Numerology: sim/sigproc needs  $\approx 100$  CPU cores to feed 1 GPU at  $\approx 100\%$ .

- HPC has 4-8 GPU / compute-unit (box), 50-100 CPU core.
  - ▶ Need much more CPU  $\rightarrow$  GPU porting to fully utilize this GPU density.
- GRID has 0-1 GPU / box, 10-20 CPU core.
  - Simply live with  $\approx 10\%$  GPU utilization?
  - ▶ WCT/ZIO/ZeroMQ GPU-as-service to share one GPU across  $\approx 10$  boxes.

#### Summary

Wire-Cell Toolkit:

- executes many ST-coded nodes in parallel across a MT'ed data flow graph.
- can run stand-alone or as a part of *art* + LArSoft.
- has GPU acceleration today, opportunities for more and methods to adapt to a range of GPU/CPU ratios.
- can flexibly adapt to different hardware resource limitations.
- provides parallel I/O patterns to mitigate memory overheads, avoid data monoliths and provide a number of useful functional features.

 $\mathcal{FIN}$ 

#### Brett Viren

### Prompt signal processing:

- Want to run signal processing on raw data while it resides on tape input buffer disk.
- Save money and time to avoid full read-back ADC from tape.
- Signals are the input to "everything", are smaller and can reside on disk for frequent re-reading.
- Enables ad-hoc prompt data access, release testing, calibration, quality monitoring.

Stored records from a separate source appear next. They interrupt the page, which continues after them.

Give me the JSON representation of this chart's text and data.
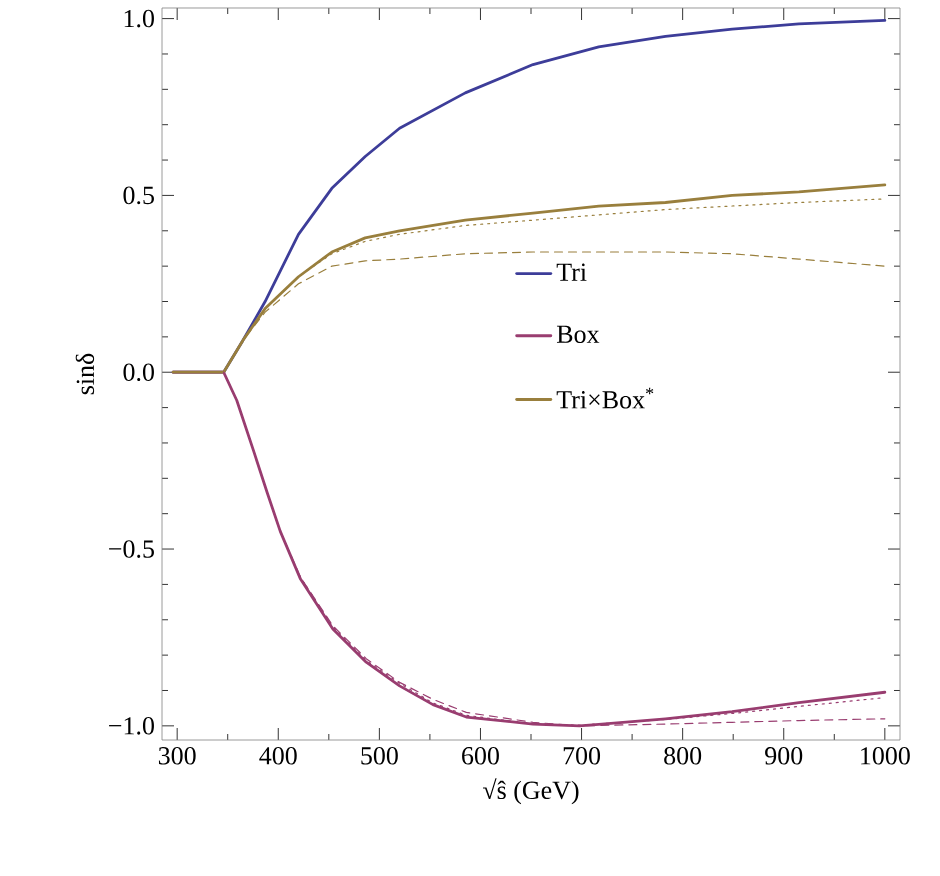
{
  "chart_data": {
    "type": "line",
    "xlabel": "√ŝ  (GeV)",
    "ylabel": "sinδ",
    "xlim": [
      285,
      1015
    ],
    "ylim": [
      -1.04,
      1.03
    ],
    "xticks": [
      300,
      400,
      500,
      600,
      700,
      800,
      900,
      1000
    ],
    "yticks": [
      {
        "value": -1.0,
        "label": "−1.0"
      },
      {
        "value": -0.5,
        "label": "−0.5"
      },
      {
        "value": 0.0,
        "label": "0.0"
      },
      {
        "value": 0.5,
        "label": "0.5"
      },
      {
        "value": 1.0,
        "label": "1.0"
      }
    ],
    "grid": false,
    "legend": "center",
    "marker": "none",
    "series": [
      {
        "name": "Tri",
        "color": "#3d3d99",
        "line_style": "solid",
        "x": [
          296,
          346,
          365,
          387,
          420,
          453,
          486,
          520,
          585,
          652,
          717,
          783,
          849,
          915,
          1000
        ],
        "values": [
          0,
          0,
          0.09,
          0.2,
          0.39,
          0.52,
          0.61,
          0.69,
          0.79,
          0.87,
          0.92,
          0.95,
          0.97,
          0.985,
          0.995
        ]
      },
      {
        "name": "Box",
        "color": "#993d70",
        "line_style": "solid",
        "x": [
          296,
          346,
          359,
          376,
          389,
          402,
          422,
          454,
          487,
          520,
          553,
          586,
          652,
          698,
          717,
          783,
          849,
          915,
          1000
        ],
        "values": [
          0,
          0,
          -0.08,
          -0.226,
          -0.34,
          -0.45,
          -0.585,
          -0.726,
          -0.82,
          -0.887,
          -0.94,
          -0.975,
          -0.995,
          -1.0,
          -0.996,
          -0.98,
          -0.96,
          -0.934,
          -0.905
        ]
      },
      {
        "name": "Tri×Box$^{*}$",
        "color": "#997f3d",
        "line_style": "solid",
        "x": [
          296,
          346,
          365,
          387,
          420,
          453,
          486,
          520,
          585,
          652,
          717,
          783,
          849,
          915,
          1000
        ],
        "values": [
          0,
          0,
          0.09,
          0.18,
          0.27,
          0.34,
          0.38,
          0.4,
          0.43,
          0.45,
          0.47,
          0.48,
          0.5,
          0.51,
          0.53
        ]
      },
      {
        "color": "#997f3d",
        "line_style": "dotted",
        "x": [
          346,
          365,
          387,
          420,
          453,
          486,
          520,
          585,
          652,
          717,
          783,
          849,
          915,
          1000
        ],
        "values": [
          0,
          0.09,
          0.18,
          0.27,
          0.335,
          0.37,
          0.39,
          0.415,
          0.43,
          0.445,
          0.46,
          0.47,
          0.48,
          0.49
        ]
      },
      {
        "color": "#997f3d",
        "line_style": "dashed",
        "x": [
          346,
          365,
          387,
          420,
          453,
          486,
          520,
          585,
          652,
          717,
          783,
          849,
          915,
          1000
        ],
        "values": [
          0,
          0.09,
          0.17,
          0.25,
          0.3,
          0.315,
          0.32,
          0.335,
          0.34,
          0.34,
          0.34,
          0.335,
          0.32,
          0.3
        ]
      },
      {
        "color": "#993d70",
        "line_style": "dotted",
        "x": [
          346,
          359,
          376,
          389,
          402,
          422,
          454,
          487,
          520,
          553,
          586,
          652,
          698,
          783,
          849,
          915,
          1000
        ],
        "values": [
          0,
          -0.08,
          -0.226,
          -0.34,
          -0.45,
          -0.58,
          -0.72,
          -0.815,
          -0.88,
          -0.935,
          -0.97,
          -0.995,
          -0.998,
          -0.982,
          -0.965,
          -0.945,
          -0.92
        ]
      },
      {
        "color": "#993d70",
        "line_style": "dashed",
        "x": [
          346,
          359,
          376,
          389,
          402,
          422,
          454,
          487,
          520,
          553,
          586,
          652,
          698,
          783,
          849,
          915,
          1000
        ],
        "values": [
          0,
          -0.08,
          -0.226,
          -0.34,
          -0.45,
          -0.58,
          -0.717,
          -0.81,
          -0.877,
          -0.925,
          -0.962,
          -0.99,
          -1.0,
          -0.995,
          -0.99,
          -0.985,
          -0.98
        ]
      }
    ]
  }
}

Strategy for prompt supernova neutrino burst pointing

Locate source of SNB, promptly tell astro, better point telescopes.

- Ideas exist to use DAQ Trigger Primitives and raw ADC
  - All are limited in accuracy and precision due to bipolar nature of induction and we must use signal processing to achieve best results.
  - ▶ 10 minutes still useful/achievable but Super-Kamiokande already beats this.
- Run sigproc on **shared or dedicated HPC** with CPU+GPU.
  - ▶ DUNE DAQ sends SNEWS input message also to service on HPC.
  - ▶ HPC launches large job  $N_{threads} \approx O(10 \text{k})$  over many processes.
  - ▶ DUNE DAQ streams sparse TPC data continuing activity directly to service on HPC. Must have priority over the  $\approx 10$  hour egress of full SNB data.
  - Promptly stream results to SNEWS 2.0

BNL proposed this as part of a recent SciDAC. Proposal was complimented but declined. Now up to DUNE / future funding if we want to contribute in this manner.